Reading: The Internet of Things

"The Internet of Things" by Neil Gershenfeld, Raffi Krikorian and Danny Cohen, Scientific American October 2004, pages 76-82.

"The principles that gave rise to the internet are now leading to a new kind of network of everyday devices, an Internet-0"

"Giving everyday objects the ability to connect to a data network would have a range of benefits: making it easier for homeowners to configure their lights and switches, reducing the cost and complexity of building construction, assisting with home health care. Many alternative standards currently compete to do just that— a situation reminiscent of the early days of the Internet, when computers and networks came in multiple incompatible types."

"To eliminate this technological Tower of Babel, the data protocol that is at the heart of the Internet can be adopted to represent information in whatever form it takes: pulsed electrically, flashed optically, clicked acoustically, broadcast electromagnetically or printed mechanically."

"Using this “Internet-0” encoding, the original idea of linking computer networks into a seamless whole—the “Inter” in “Internet”—can be extended to networks of all types of devices, a concept known as interdevice internetworking."

This article details the network I first read about in the "Media House Project". Internet 0 is a simplified version of Internet 1 for connecting simple devices like light switches, thermostats, locks, security sensors. They don't have need for a speed network, with expensive electronics, they only require a basic network and that can be accomplished with cheap chips.
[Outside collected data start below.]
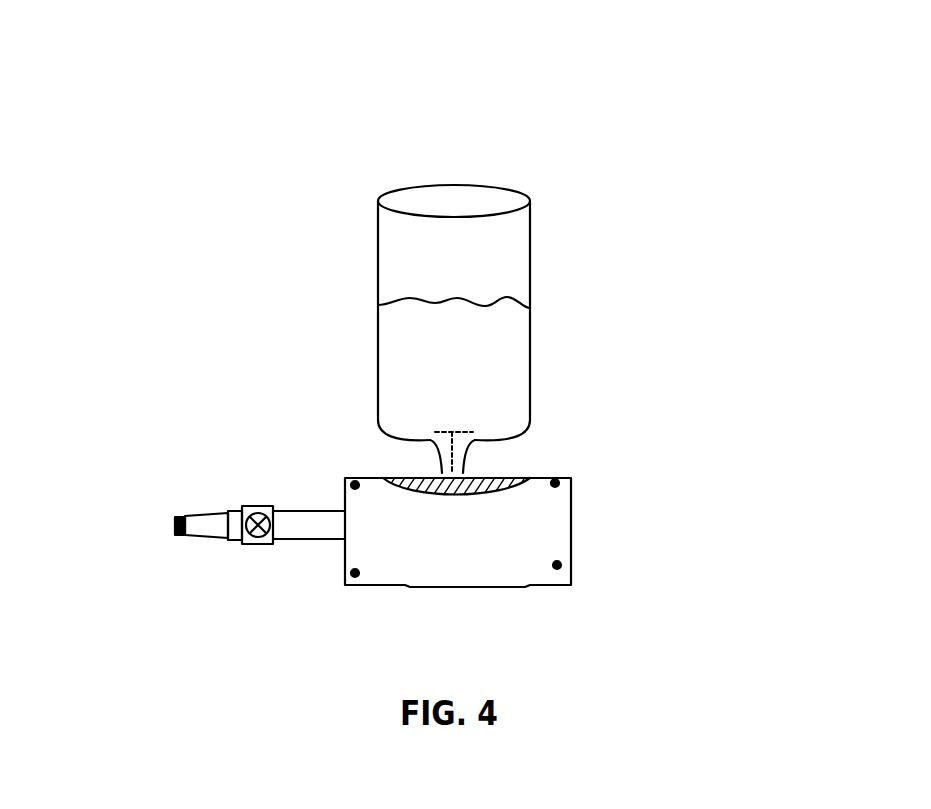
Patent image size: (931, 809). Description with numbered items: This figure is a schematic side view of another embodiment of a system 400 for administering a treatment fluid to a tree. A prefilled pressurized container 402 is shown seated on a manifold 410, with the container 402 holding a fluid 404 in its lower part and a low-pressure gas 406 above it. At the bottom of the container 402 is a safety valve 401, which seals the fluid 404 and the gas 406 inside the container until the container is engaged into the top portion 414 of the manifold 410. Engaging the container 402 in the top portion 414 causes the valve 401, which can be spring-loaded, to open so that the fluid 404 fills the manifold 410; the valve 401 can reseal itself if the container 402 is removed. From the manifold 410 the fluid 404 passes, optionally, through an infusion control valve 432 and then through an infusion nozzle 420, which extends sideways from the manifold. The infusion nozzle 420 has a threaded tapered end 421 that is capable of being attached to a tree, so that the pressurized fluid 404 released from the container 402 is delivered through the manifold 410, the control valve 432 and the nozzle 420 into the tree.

The system 400 is at (370, 133).
The safety valve 401 is at (447, 425).
The prefilled pressurized container 402 is at (529, 260).
The fluid 404 is at (490, 365).
The low-pressure gas 406 is at (408, 265).
The manifold 410 is at (497, 526).
The top portion 414 is at (392, 455).
The infusion nozzle 420 is at (208, 527).
The threaded tapered end 421 is at (175, 525).
The infusion control valve 432 is at (253, 508).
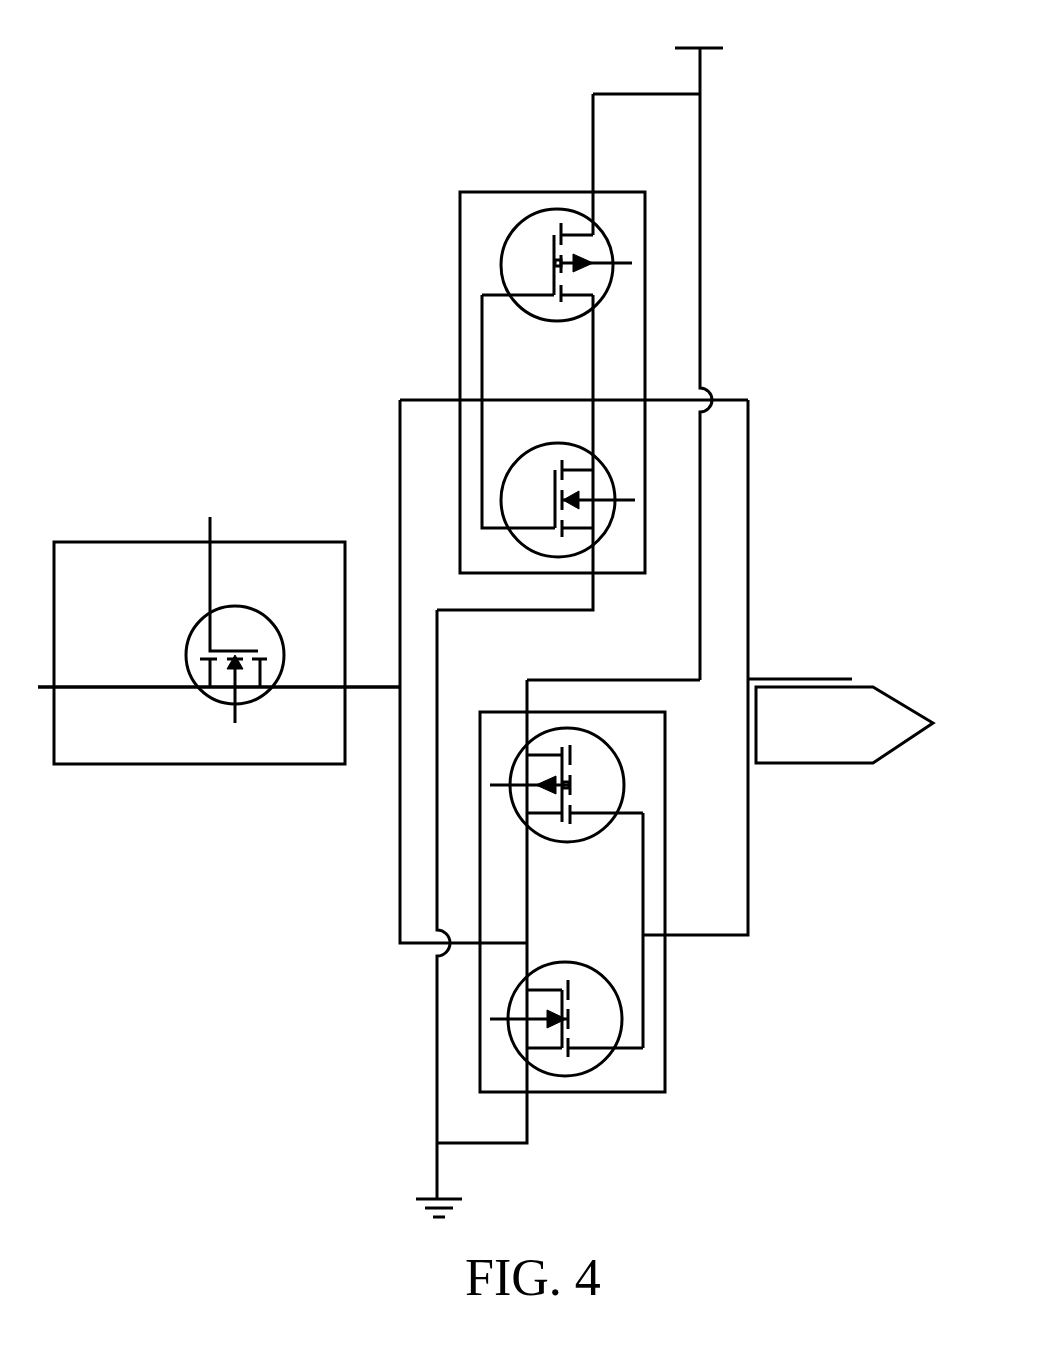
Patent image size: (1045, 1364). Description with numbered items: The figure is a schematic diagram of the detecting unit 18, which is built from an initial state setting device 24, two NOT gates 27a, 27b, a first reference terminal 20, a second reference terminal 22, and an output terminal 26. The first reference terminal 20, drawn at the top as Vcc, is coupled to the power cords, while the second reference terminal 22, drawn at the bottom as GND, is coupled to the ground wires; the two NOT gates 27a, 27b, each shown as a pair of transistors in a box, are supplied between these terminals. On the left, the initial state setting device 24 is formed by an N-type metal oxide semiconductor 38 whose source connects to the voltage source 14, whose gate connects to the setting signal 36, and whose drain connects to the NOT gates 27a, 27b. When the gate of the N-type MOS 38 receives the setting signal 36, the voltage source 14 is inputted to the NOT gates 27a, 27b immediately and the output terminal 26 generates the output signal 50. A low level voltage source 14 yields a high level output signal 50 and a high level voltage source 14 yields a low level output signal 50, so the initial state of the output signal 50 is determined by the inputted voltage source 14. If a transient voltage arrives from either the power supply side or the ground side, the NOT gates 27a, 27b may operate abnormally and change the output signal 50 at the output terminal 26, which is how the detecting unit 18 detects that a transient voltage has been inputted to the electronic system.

The voltage source 14 is at (113, 690).
The detecting unit 18 is at (378, 168).
The first reference terminal 20 is at (700, 70).
The second reference terminal 22 is at (440, 1160).
The initial state setting device 24 is at (112, 540).
The output terminal 26 is at (805, 679).
The NOT gate 27a is at (503, 190).
The NOT gate 27b is at (491, 712).
The setting signal 36 is at (212, 560).
The N-type metal oxide semiconductor 38 is at (255, 697).
The output signal 50 is at (844, 724).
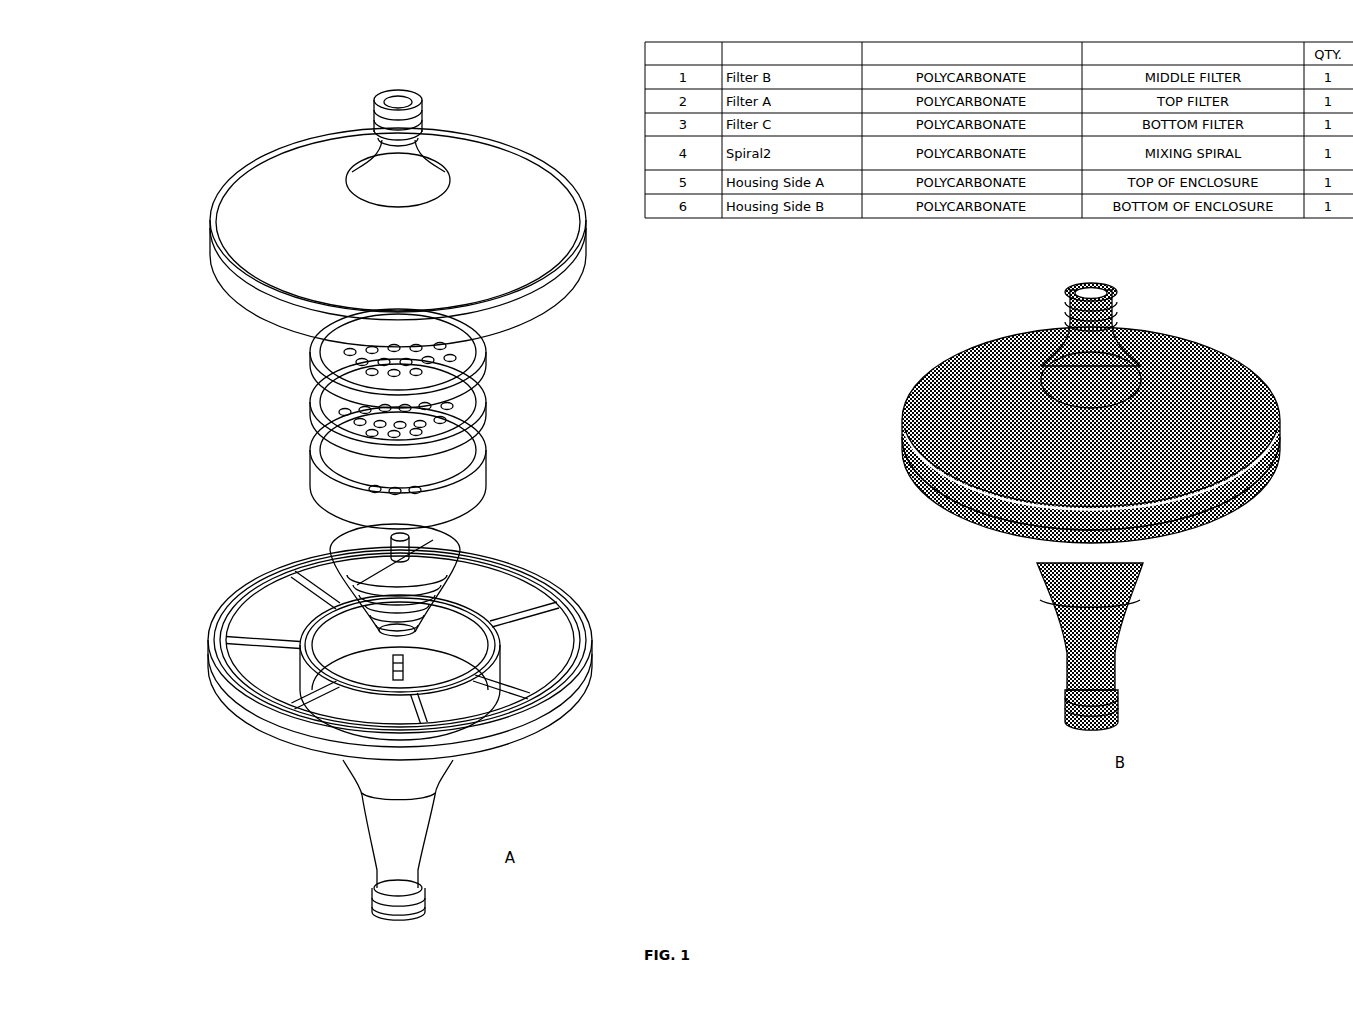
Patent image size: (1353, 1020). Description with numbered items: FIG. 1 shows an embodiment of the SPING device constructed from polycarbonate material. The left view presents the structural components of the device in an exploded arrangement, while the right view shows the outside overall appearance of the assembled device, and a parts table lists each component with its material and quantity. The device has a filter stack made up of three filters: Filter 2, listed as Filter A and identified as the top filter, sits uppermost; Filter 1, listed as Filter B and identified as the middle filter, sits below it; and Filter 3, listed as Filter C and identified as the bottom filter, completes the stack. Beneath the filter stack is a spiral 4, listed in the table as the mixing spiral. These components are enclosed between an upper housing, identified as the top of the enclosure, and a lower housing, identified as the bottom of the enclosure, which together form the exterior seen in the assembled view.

The Filter B 1 is at (480, 432).
The Filter A 2 is at (310, 361).
The Filter C 3 is at (447, 510).
The spiral 4 is at (440, 566).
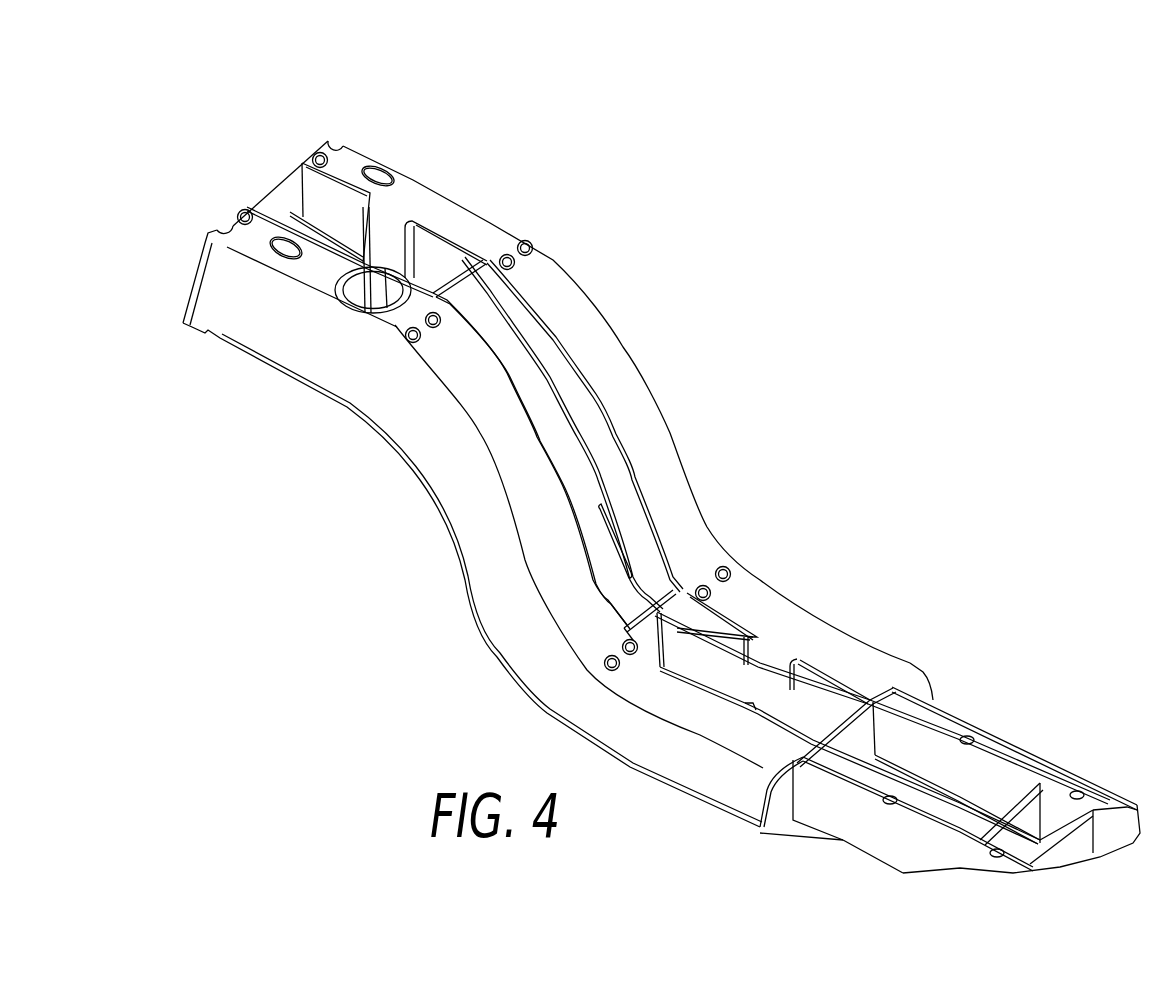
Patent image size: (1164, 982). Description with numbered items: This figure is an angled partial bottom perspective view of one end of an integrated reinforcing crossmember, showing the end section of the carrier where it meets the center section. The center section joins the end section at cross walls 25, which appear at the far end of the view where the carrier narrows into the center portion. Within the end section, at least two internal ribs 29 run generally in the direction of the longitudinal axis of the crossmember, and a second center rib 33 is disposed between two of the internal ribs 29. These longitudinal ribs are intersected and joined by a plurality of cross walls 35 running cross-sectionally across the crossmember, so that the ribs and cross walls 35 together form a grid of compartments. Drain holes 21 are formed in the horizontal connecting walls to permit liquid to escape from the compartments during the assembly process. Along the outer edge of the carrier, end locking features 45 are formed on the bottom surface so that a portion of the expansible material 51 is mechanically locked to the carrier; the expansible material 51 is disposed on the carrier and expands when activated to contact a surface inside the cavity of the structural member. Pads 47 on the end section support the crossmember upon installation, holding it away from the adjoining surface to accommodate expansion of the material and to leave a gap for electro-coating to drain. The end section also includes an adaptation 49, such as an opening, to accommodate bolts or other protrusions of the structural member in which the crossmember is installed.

The drain holes 21 is at (246, 210).
The cross walls 25 is at (917, 682).
The internal ribs 29 is at (520, 390).
The second center rib 33 is at (560, 388).
The cross walls 35 is at (472, 263).
The end locking features 45 is at (220, 225).
The pads 47 is at (380, 170).
The adaptations 49 is at (337, 286).
The expansible material 51 is at (478, 533).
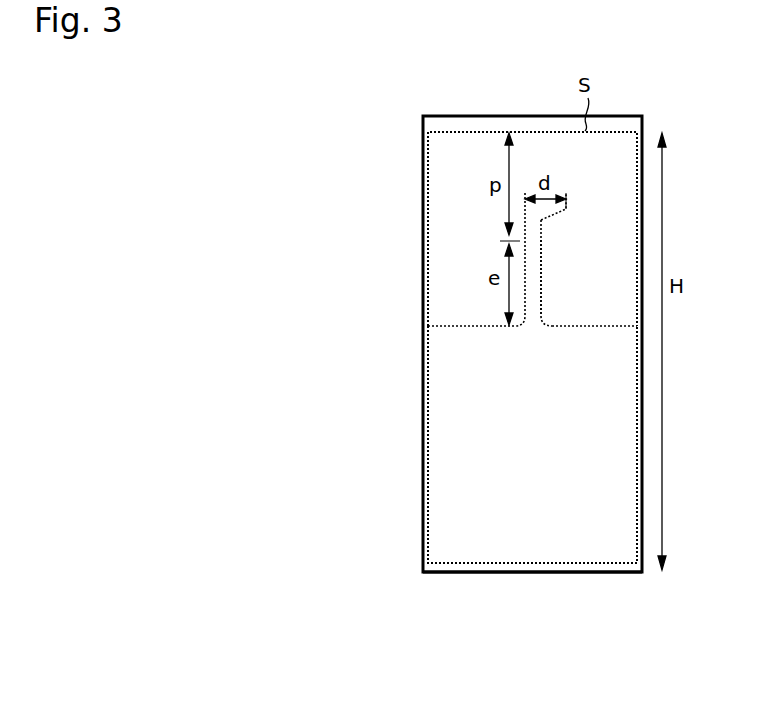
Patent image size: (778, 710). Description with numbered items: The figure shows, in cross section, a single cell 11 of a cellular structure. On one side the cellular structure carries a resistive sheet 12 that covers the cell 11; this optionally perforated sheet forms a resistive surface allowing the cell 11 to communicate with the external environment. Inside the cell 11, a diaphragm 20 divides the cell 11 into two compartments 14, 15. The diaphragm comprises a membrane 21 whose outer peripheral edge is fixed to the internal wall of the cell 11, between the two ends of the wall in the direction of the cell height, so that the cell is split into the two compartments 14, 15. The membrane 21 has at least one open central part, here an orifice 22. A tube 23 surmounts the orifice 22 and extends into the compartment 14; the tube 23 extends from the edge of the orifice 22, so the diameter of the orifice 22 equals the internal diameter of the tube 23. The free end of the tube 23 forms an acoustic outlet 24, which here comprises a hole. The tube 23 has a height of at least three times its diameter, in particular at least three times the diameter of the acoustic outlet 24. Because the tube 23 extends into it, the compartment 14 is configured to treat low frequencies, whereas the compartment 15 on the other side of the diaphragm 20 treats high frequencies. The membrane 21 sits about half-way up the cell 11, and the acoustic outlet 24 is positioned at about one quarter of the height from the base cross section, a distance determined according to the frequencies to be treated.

The cell 11 is at (368, 233).
The resistive sheet 12 is at (562, 585).
The compartment 14 is at (478, 170).
The compartment 15 is at (545, 491).
The diaphragm 20 is at (583, 330).
The membrane 21 is at (475, 328).
The orifice 22 is at (534, 328).
The tube 23 is at (541, 278).
The acoustic outlet 24 is at (541, 241).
I really like this system but I think they overcomplicated things. A little background- Data over a network is sent in packets, each one has a header with information about where that bit of data is from and where is is suppose to go. In system described in the article, they used the same header that is used in Internet-1, It's great for sending large packets to billions of computers but on a simple network, it's overkill. I propose using the same ideas of the Internet-1 header but scaled down.